Task 3. Solve problems 1, 2, 4, 5, 9, 12, 13, and 16 on page 53-56, but submit only your solutions of problems 4, 5, 9, and 12.

 Just for Fun (1). Take a large integer and write it in base 10. Cut away the "singles" digit, double it and subtract the result from the remaining digits. Repeat the process until the number you have left is small. Prove that the number you started from is divisible by 7 iff the resulting number is divisible by 7. Thus the example on the right shows that 86415 is divisible by 7 as 0 is divisible by 7. Find a similar criterion for divisibility by 17 and for all other divisibilities and indivisibilities. Note that the word "indivisibilities" has the largest number of repetitions of a single letter among all words in the English language (7 i's). I've known this fact for many years yet here's a semi-legitimate use for that word! (It is tied with the word honorificabilitudinitatibus for seven 'i's. You can read more about it here: http://en.wikipedia.org/wiki/Honorificabilitudinitatibus) ```86415 10 ---- 8631 2 --- 861 2 -- 84 8 - 0 ```

Just for Fun (2). Is there a problem with the following inductive proof that all horses are of the same color?

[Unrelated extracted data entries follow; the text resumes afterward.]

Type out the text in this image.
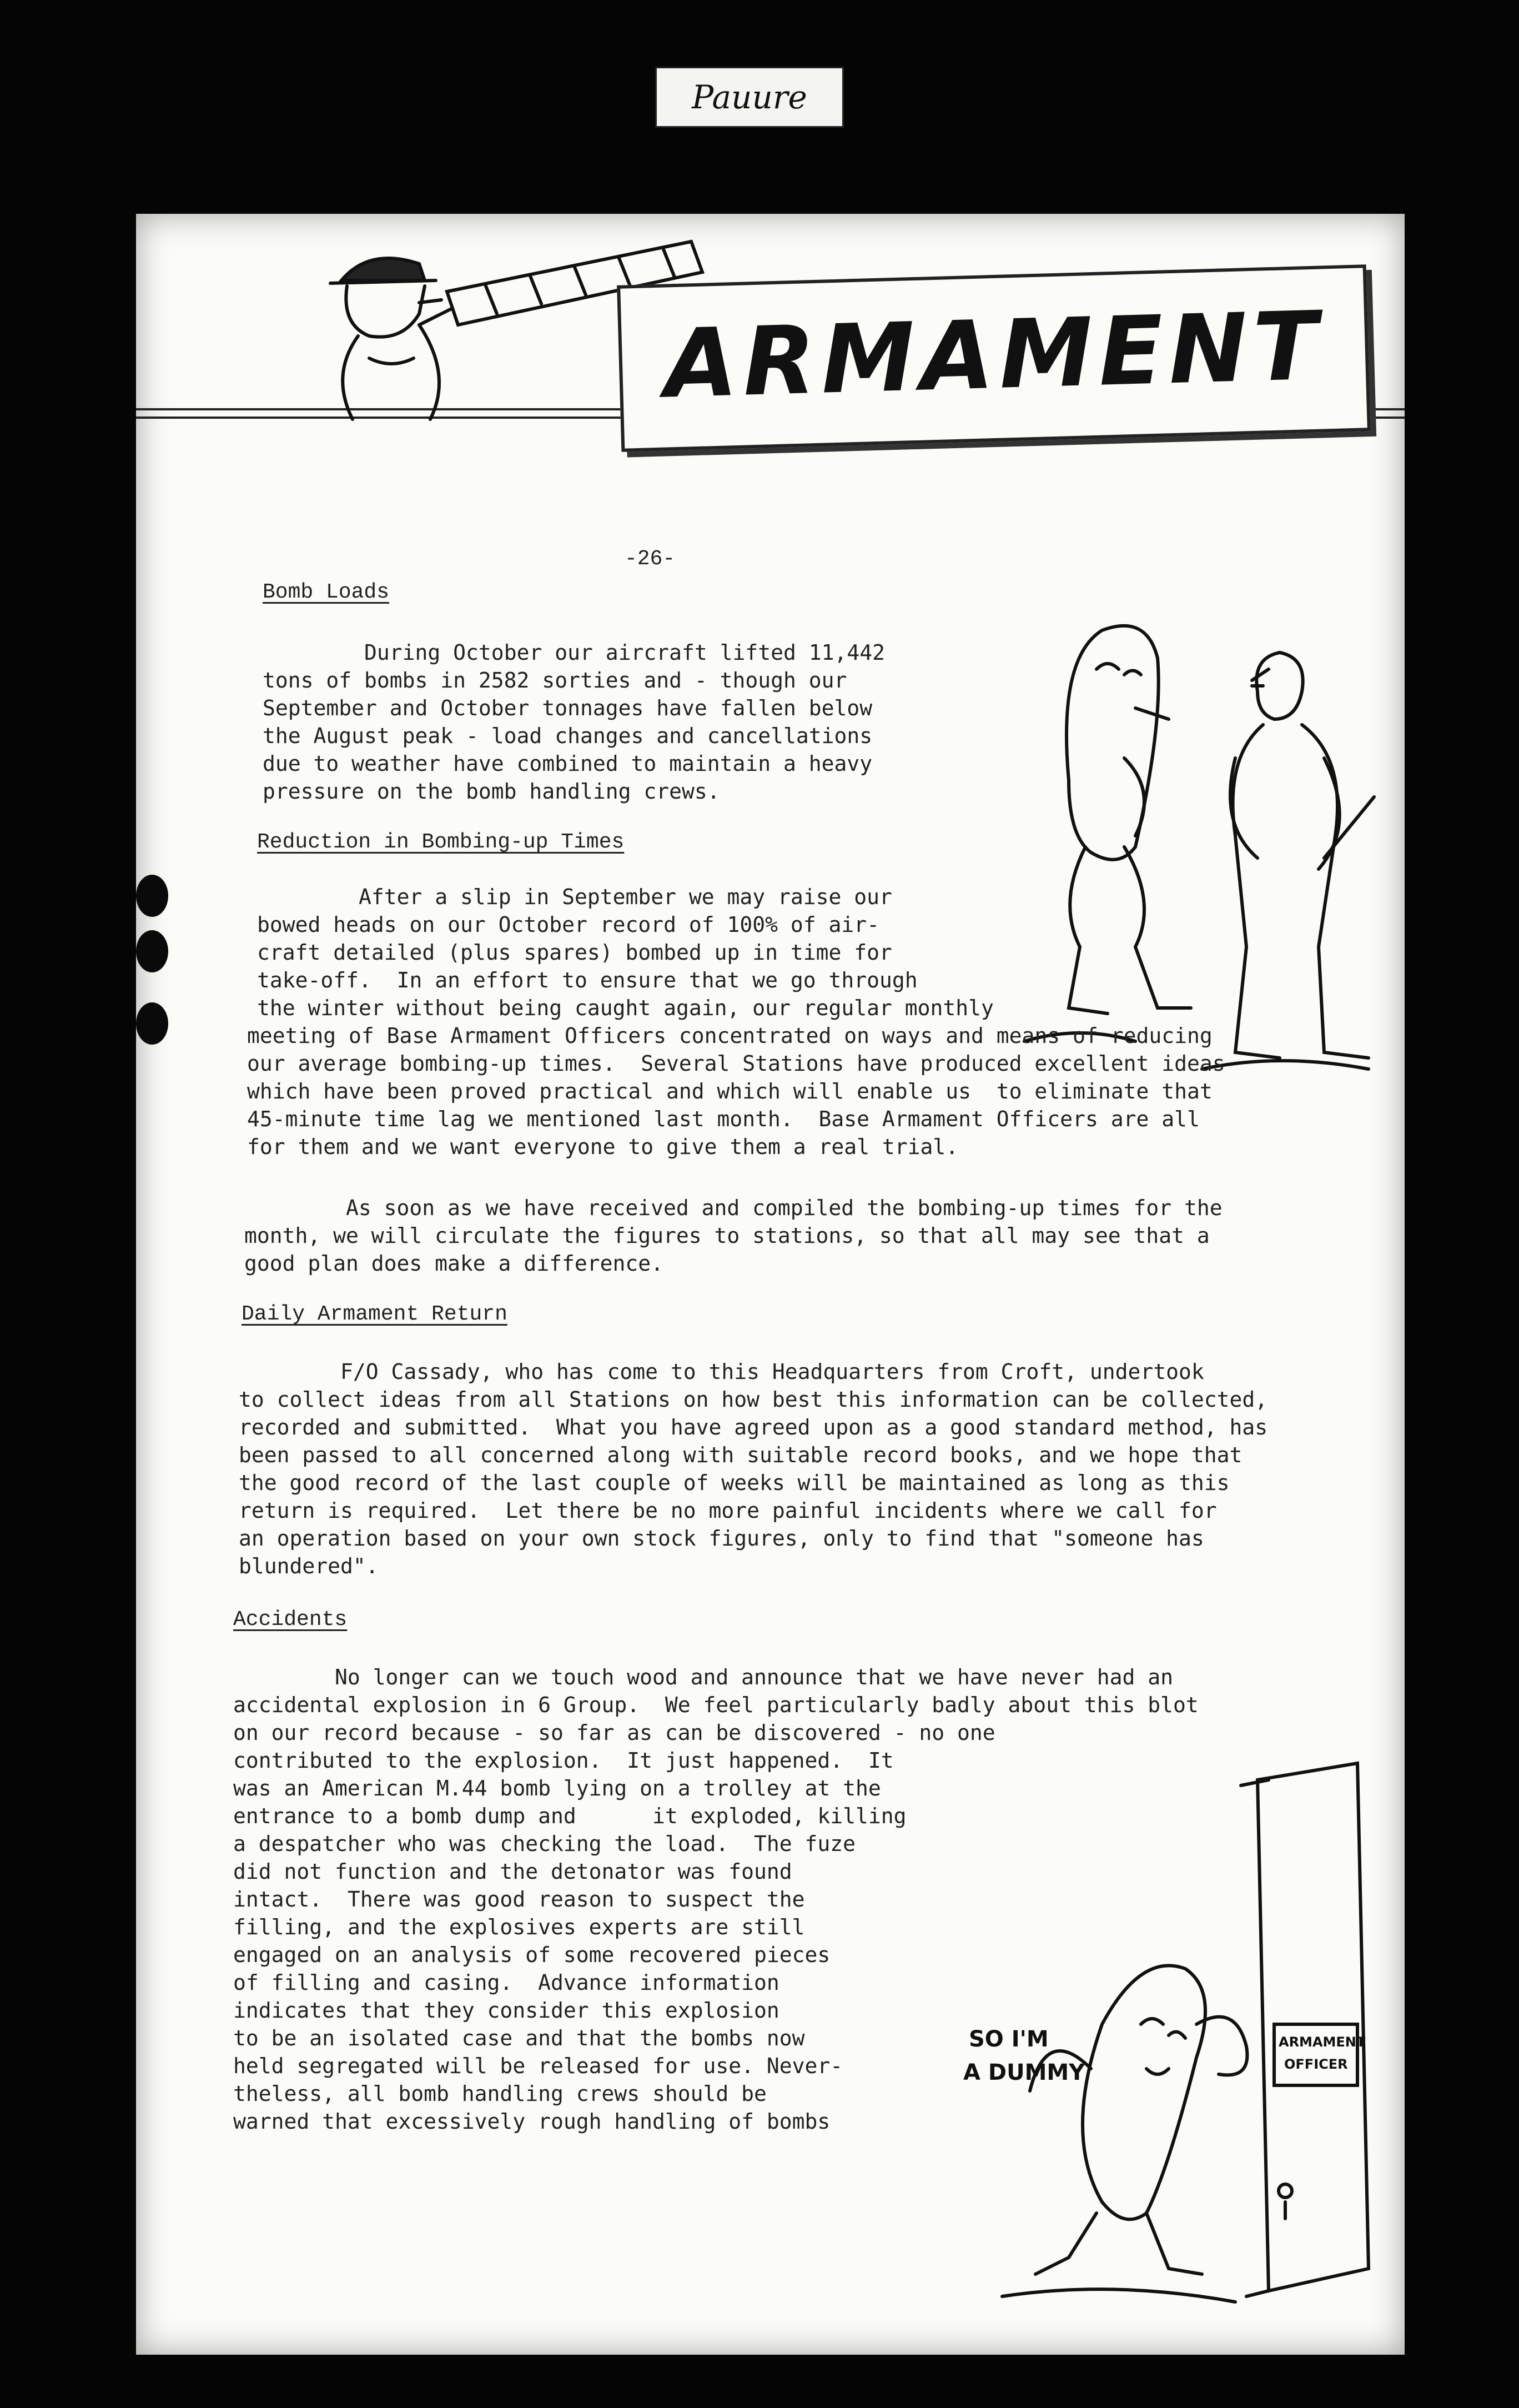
Pauure
ARMAMENT
-26-
Bomb Loads
During October our aircraft lifted 11,442
tons of bombs in 2582 sorties and - though our
September and October tonnages have fallen below
the August peak - load changes and cancellations
due to weather have combined to maintain a heavy
pressure on the bomb handling crews.
Reduction in Bombing-up Times
After a slip in September we may raise our
bowed heads on our October record of 100% of air-
craft detailed (plus spares) bombed up in time for
take-off.  In an effort to ensure that we go through
the winter without being caught again, our regular monthly
meeting of Base Armament Officers concentrated on ways and means of reducing
our average bombing-up times.  Several Stations have produced excellent ideas
which have been proved practical and which will enable us  to eliminate that
45-minute time lag we mentioned last month.  Base Armament Officers are all
for them and we want everyone to give them a real trial.
As soon as we have received and compiled the bombing-up times for the
month, we will circulate the figures to stations, so that all may see that a
good plan does make a difference.
Daily Armament Return
F/O Cassady, who has come to this Headquarters from Croft, undertook
to collect ideas from all Stations on how best this information can be collected,
recorded and submitted.  What you have agreed upon as a good standard method, has
been passed to all concerned along with suitable record books, and we hope that
the good record of the last couple of weeks will be maintained as long as this
return is required.  Let there be no more painful incidents where we call for
an operation based on your own stock figures, only to find that "someone has
blundered".
Accidents
No longer can we touch wood and announce that we have never had an
accidental explosion in 6 Group.  We feel particularly badly about this blot
on our record because - so far as can be discovered - no one
contributed to the explosion.  It just happened.  It
was an American M.44 bomb lying on a trolley at the
entrance to a bomb dump and      it exploded, killing
a despatcher who was checking the load.  The fuze
did not function and the detonator was found
intact.  There was good reason to suspect the
filling, and the explosives experts are still
engaged on an analysis of some recovered pieces
of filling and casing.  Advance information
indicates that they consider this explosion
to be an isolated case and that the bombs now
held segregated will be released for use. Never-
theless, all bomb handling crews should be
warned that excessively rough handling of bombs
SO I'M
A DUMMY
ARMAMENT
OFFICER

We assert that in all sets with precisely ${\displaystyle n}$ horses, all horses are of the same color. For ${\displaystyle n=1}$, this is obvious: it is clear that in a set with just one horse, all horses are of the same color. Now assume our assertion is true for all sets with ${\displaystyle n-1}$ horses, and let us be given a set with ${\displaystyle n}$ horses in it. By the inductive assumption, the first ${\displaystyle n-1}$ of those are of the same color and also the last ${\displaystyle n-1}$ of those. Hence they are all of the same color as illustrated below:

${\displaystyle (H,[H,\ldots ,H),H]}$

(The horses surrounded by round brackets ${\displaystyle (\cdots )}$ are all of the same color. The horses surrounded by square brackets ${\displaystyle [\cdots ]}$ are all of the same color. Therefore the first and the last horses have the same color as the ones in the middle group, and hence all horses are of the same color.)